Question

A rigid body in the shape of a V has two equal arms made of uniform rods. What must be the angle between the two roads so that when the body is suspended from one end the other arm is horizontal?
A. ${\cos ^{ - 1}}\left( {\dfrac{1}{3}} \right)$
B. ${\cos ^{ - 1}}\left( {\dfrac{1}{2}} \right)$
C. ${\cos ^{ - 1}}\left( {\dfrac{1}{4}} \right)$
D. ${\cos ^{ - 1}}\left( {\dfrac{1}{6}} \right)$

Answer 1

For solving this question, we can consider an isosceles triangle with the V-shaped body forming the equal sides of the triangle. The center of mass will be along the vertical line from the hinge. A line drawn from the vertex of the V-shaped body towards the base of the triangle will be the angle bisector and it will form the altitude of the isosceles triangle. A line drawn parallel to the base through the center of mass will cut the equal sides at the midpoint. Using this information, we can find the value of the angle between the rods.

Complete step by step answer:
Consider the diagram shown below of the V-shaped body hanging from one end.

It is given that a V shaped rod has 2 arms made of uniform rods.
We are asked to find the angle between the rods when the body is suspended from one end such that the other end is horizontal.
When the other end is horizontal let the system be at equilibrium.
At equilibrium, the centre of mass will be lying on the vertical line drawn from the hinge.
The hinge will provide the normal force to balance the weight $mg$ acting downwards.
If we join the endpoints of V then we will get an isosceles triangle which is a triangle with two sides and two angles equal.
Consider a line joining the vertex of the V-shaped body through the centre of mass of the body to the base of the triangle formed.
This line will be the angle bisector.
Since the triangle is an isosceles triangle.
The angles,
$\angle ACB = \angle CAB$
In an isosceles triangle, the angle bisector will be the altitude.
Thus, the line BD is normal to side CA.
If we consider a line EF parallel to side AC through the centre of mass. Then
$\angle EOB = {90^0}$
Since it is the corresponding angle to $\angle BDA$ which is ${90^ \circ }$.
We know that the line through the centre of mass parallel to the base will cut the equal sides of the isosceles triangle in the ratio $2:1$. But since the third side is not present here the centre of mass will be slightly raised towards the vertex of equal sides.

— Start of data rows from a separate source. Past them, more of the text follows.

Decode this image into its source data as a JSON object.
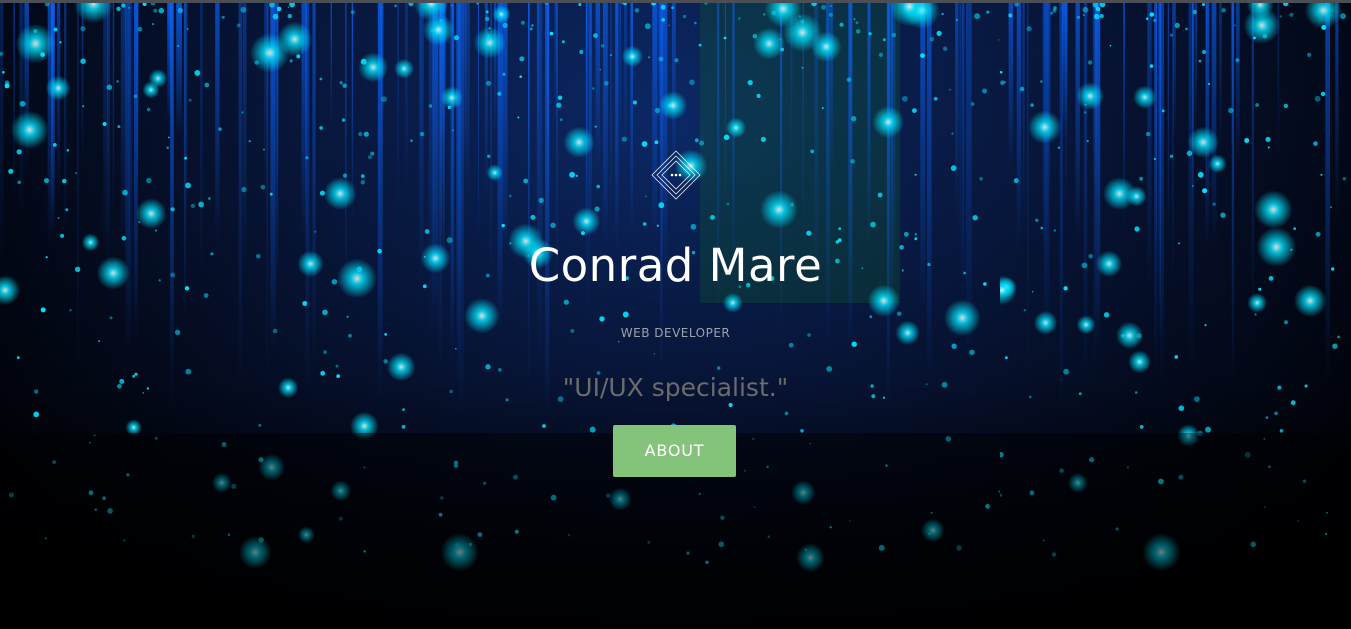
{
  "hero": {
    "name": "Conrad Mare",
    "role": "WEB DEVELOPER",
    "tagline": "\"UI/UX specialist.\"",
    "about_button_label": "ABOUT",
    "logo_icon": "diamond-logo-icon",
    "background": "blue-light-rain-image"
  },
  "colors": {
    "button": "#84c47a",
    "name": "#ffffff",
    "role": "#9aa3ad",
    "tagline": "#6b6b6b",
    "glow": "#00e5ff",
    "streak": "#0a64ff"
  }
}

So, the line parallel to the base of the triangle through the centre of mass will cut the sides in the ratio $1:1$.
So the line EF will cut the side $AB$ and $BC$ into 2 equal halves of length $\dfrac{L}{2}$
Now consider triangle ABG.
We know,
$\cos \theta = \dfrac{{{\text{adjacent}}\,{\text{side}}}}{{{\text{Hypotenuse}}}} = \dfrac{{AG}}{{AB}}$
$\Rightarrow AG = AB\cos \theta = L\cos \theta$
Now consider the triangle BOG
$\cos \dfrac{\theta }{2} = \dfrac{{BG}}{{GO}}$
$\Rightarrow \cos \dfrac{\theta }{2} = \dfrac{{L\cos \theta }}{{\dfrac{L}{2}\cos \dfrac{\theta }{2}}}$
$\Rightarrow {\cos ^2}\dfrac{\theta }{2} = 2\cos \theta$
$\Rightarrow \dfrac{{1 + {{\cos }^2}\left( {2\dfrac{\theta }{2}} \right)}}{2} = 2\cos \theta$
$\Rightarrow l + \cos \theta = 4\cos \theta$
$\Rightarrow \cos \theta = \dfrac{1}{3}$
$\therefore \theta = {\cos ^{ - 1}}\left( {\dfrac{1}{3}} \right)$
This is the angle between the two rods when one side is horizontal.

Therefore, the correct answer is option A.

Note:
Here remember that the centre of mass is not at the exact centre of the triangle. We considered the sides of V as the 2 equal sides. The third side is absent. So, the centre of mass will be slightly raised towards the vertex of the V shaped body from the centre. If there was actually a third side the line through the centre of mass parallel to base will cut the equal sides of the isosceles triangle in the ratio $2:1$. But since the third side is not present the line parallel to the base of the triangle through the centre of mass will cut the sides in the ratio $1:1$.